En Afghanistan...Une personne de mon entourage est partie en Afghanistan et nous donne quelques nouvelles. Elle y exerce son activité professionnelle depuis le deuxième semestre 2017. Je ne donnerai ici aucun renseignement sur son identité, sur ses attaches, sur son parcours, sur l’ONG qui l’emploie sachant toutes les précautions qui sont prises sur place, par les ONG, pour garantir la sécurité de leurs intervenants. Je ferai seulement savoir qu’elle avait entrepris un premier cycle d’études universitaires puis qu’elle a choisi de se réorienter vers une nouvelle formation pour se préparer à une vocation perçue lors d’un voyage en Amérique latine : celle de travailler pour des ONG.

Pour moi, c’est toujours un plaisir d’échanger avec elle. À son retour du Liban, après un séjour de 6 mois pour son stage de fin d’étude, elle m’avait confié que les médias français informaient très mal de la situation dans le pays d’où elle arrivait. Profitons donc de ce témoignage pour nous informer.
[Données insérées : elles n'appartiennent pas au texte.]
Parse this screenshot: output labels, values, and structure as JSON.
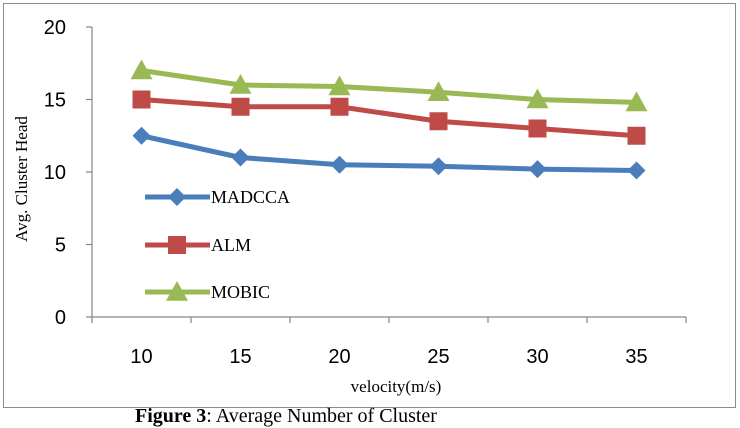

De Kaboul, le 21 décembre 2017
Bonjour à tous,

J’espère que vous vous portez tous bien, que les enfants grandissent (mais pas trop vite !), que les sportifs continuent leur saison malgré le froid, que d’autres ont laissé le jardin pour les travaux d’intérieurs et enfin que tous vous préparez bien ces fêtes.

Petites nouvelles venues du froid des montagnes Afghanes.

En Afghanistan...Oui, les températures sont descendues ici, autant dire que le poêle est de rigueur même dans nos chambres ! La neige est tombée, mais il n’y a pas eu de bataille de neige comme nous ne pouvons pas vraiment mettre le nez dehors. L’ambiance n’est pas à la fête ici. J’ai quand même fait un calendrier de l’avant [Elle n’est pas vraiment de culture chrétienne mais de sensibilité bouddhiste] pour la maison avec mes deux collègues. Nous sommes si décalés en commençant nos semaines les dimanches qu’on risquerait d’en oublier Noël !

Quelques éléments de contexte et de la nouvelle crise humanitaire en Afghanistan sur laquelle j’interviens.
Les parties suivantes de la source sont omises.